My financier pan must be tinier than the standard, however, because, although the recipe is supposed to make only 15 financiers, I filled up my 20-cup pan, then over-filled them, and still had enough batter left to fill a Pyrex custard cup to make a large financier-muffin. I would have thought that a financier mold would be a standard size, but I guess I would be wrong.
I almost forgot the last step--to sprinkle the caramelized cacao nibs on top. These are listed as optional, but they really are not. Almost everyone who tasted these commented about the delicious, crunchy topping. It's really what makes these little bites of chocolate stand out.
These are not knock-your-socks-off chocolatey, like the Chocolate Oblivion cake, for example. The strongest chocolate flavor comes from the cacao nibs rather than the cocoa in the batter. Their texture is light and almost airy, not dense, as you might expect. It has subtle layers of flavor--I first tasted chocolate, then nuts, then butter. If you like chocolate and almonds, as reader ButterYum does, these may be for you.
Jim didn't rave about them at first. He liked them, but he thought they weren't chocolatey enough and not big enough. But then he ate a second one, as well as the big muffin-shaped one; after his third, he seemed more enthusiastic.

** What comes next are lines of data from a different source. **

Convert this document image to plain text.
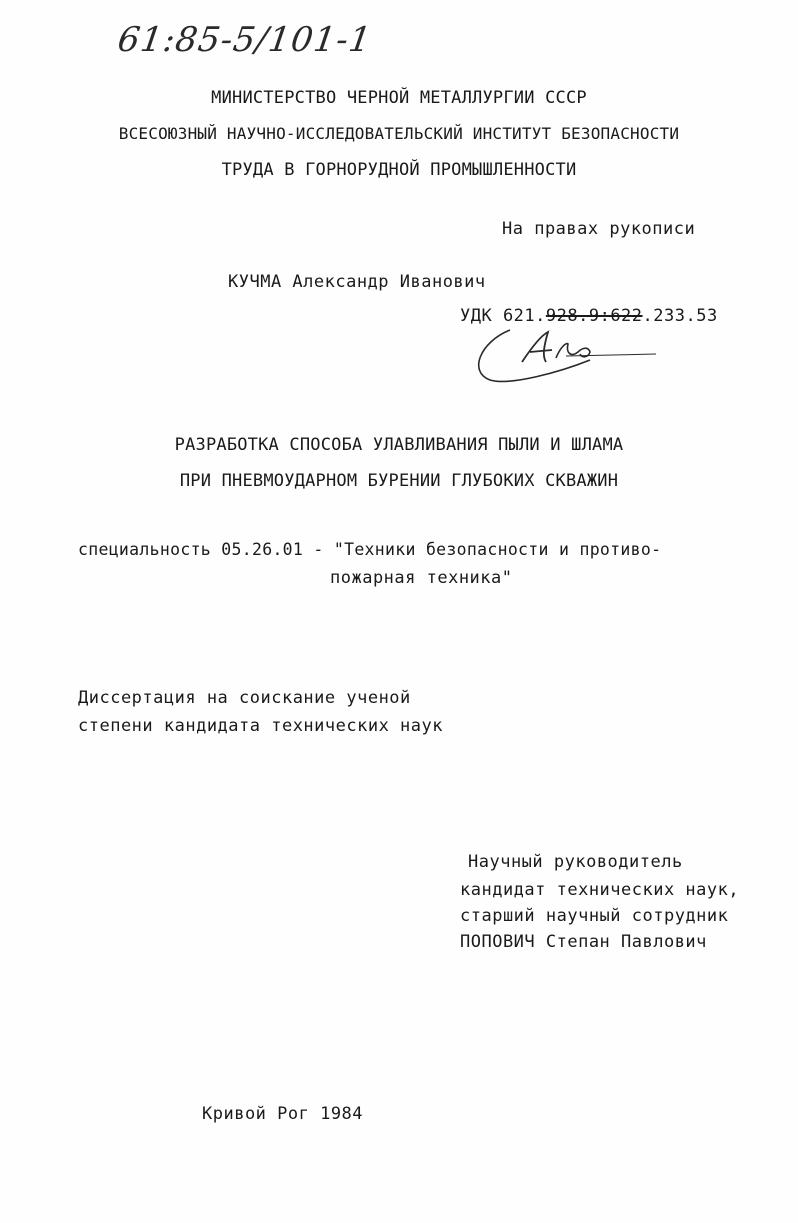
61:85-5/101-1
МИНИСТЕРСТВО ЧЕРНОЙ МЕТАЛЛУРГИИ СССР
ВСЕСОЮЗНЫЙ НАУЧНО-ИССЛЕДОВАТЕЛЬСКИЙ ИНСТИТУТ БЕЗОПАСНОСТИ
ТРУДА В ГОРНОРУДНОЙ ПРОМЫШЛЕННОСТИ
На правах рукописи
КУЧМА Александр Иванович
УДК 621.928.9:622.233.53
РАЗРАБОТКА СПОСОБА УЛАВЛИВАНИЯ ПЫЛИ И ШЛАМА
ПРИ ПНЕВМОУДАРНОМ БУРЕНИИ ГЛУБОКИХ СКВАЖИН
специальность 05.26.01 - "Техники безопасности и противо-
пожарная техника"
Диссертация на соискание ученой
степени кандидата технических наук
Научный руководитель
кандидат технических наук,
старший научный сотрудник
ПОПОВИЧ Степан Павлович
Кривой Рог 1984
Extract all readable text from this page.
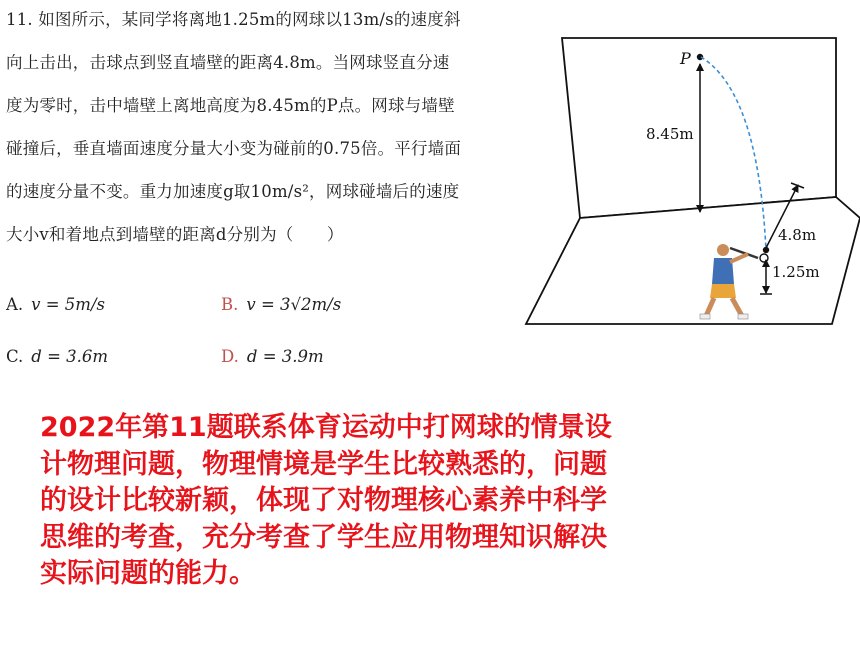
11. 如图所示，某同学将离地1.25m的网球以13m/s的速度斜
向上击出，击球点到竖直墙壁的距离4.8m。当网球竖直分速
度为零时，击中墙壁上离地高度为8.45m的P点。网球与墙壁
碰撞后，垂直墙面速度分量大小变为碰前的0.75倍。平行墙面
的速度分量不变。重力加速度g取10m/s²，网球碰墙后的速度
大小v和着地点到墙壁的距离d分别为（　　）
A. v = 5m/s	B. v = 3√2m/s
C. d = 3.6m	D. d = 3.9m
P
8.45m
4.8m
1.25m
2022年第11题联系体育运动中打网球的情景设
计物理问题，物理情境是学生比较熟悉的，问题
的设计比较新颖，体现了对物理核心素养中科学
思维的考查，充分考查了学生应用物理知识解决
实际问题的能力。
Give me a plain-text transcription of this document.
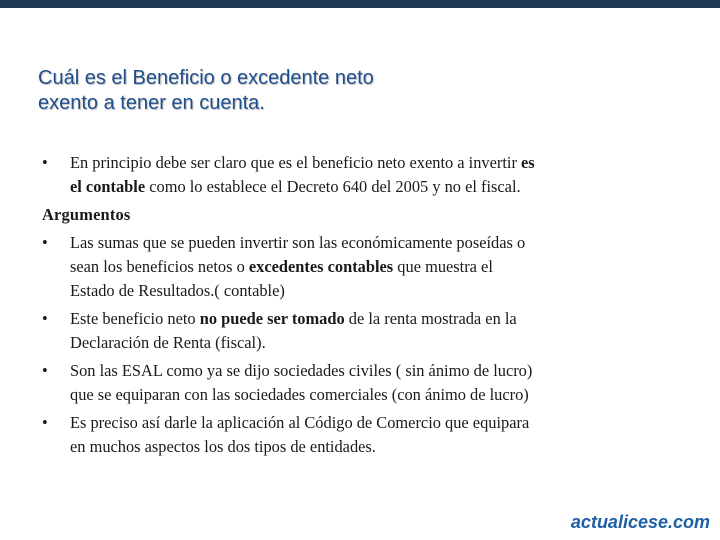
Cuál es el Beneficio o excedente neto
exento a tener en cuenta.
• En principio debe ser claro que es el beneficio neto exento a invertir es
el contable como lo establece el Decreto 640 del 2005 y no el fiscal.
Argumentos
• Las sumas que se pueden invertir son las económicamente poseídas o
sean los beneficios netos o excedentes contables que muestra el
Estado de Resultados.( contable)
• Este beneficio neto no puede ser tomado de la renta mostrada en la
Declaración de Renta (fiscal).
• Son las ESAL como ya se dijo sociedades civiles ( sin ánimo de lucro)
que se equiparan con las sociedades comerciales (con ánimo de lucro)
• Es preciso así darle la aplicación al Código de Comercio que equipara
en muchos aspectos los dos tipos de entidades.
actualicese.com
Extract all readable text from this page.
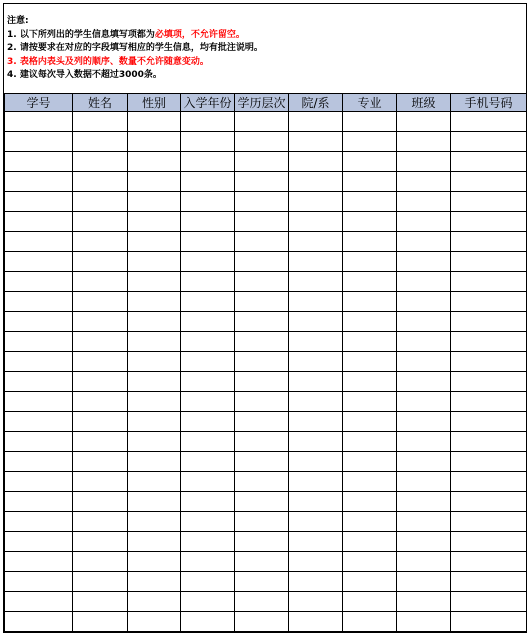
注意:
1. 以下所列出的学生信息填写项都为必填项，不允许留空。
2. 请按要求在对应的字段填写相应的学生信息，均有批注说明。
3. 表格内表头及列的顺序、数量不允许随意变动。
4. 建议每次导入数据不超过3000条。
学号	姓名	性别	入学年份	学历层次	院/系	专业	班级	手机号码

As for the "quick and easy" listing, I guess I could go for the "easy" part. Nothing was really difficult--it was just new. Now that I've made beurre noisette once, it wouldn't intimidate me to make it a second time. And the caramelized cacao nibs were much easier than making actual caramel. But I don't think I can really endorse the "quick" label--unless you already have beurre noisette and caramelized cacao nibs in your freezer. I personally don't know of a single person who considers either of these items a staple, but, if you do, you could whip them up in no time. And that could make you a very popular person indeed.
Sara: "Surprisingly light tasting for having so much butter in them--a good summery chocolate dessert. And I love the cacao nibs."
Karen: "Wonderfully chocolatey--possibly the answer to a chocolate-lover's craving for just a bit of chocolate."
Laurel: "Perfectly executed little loaves and wonderfully crunchy topping. But the cake's taste was flat--maybe it needed a little more salt?"
Susan: "Just the right size for snacking--love the cacao nibs! Perfect for tea."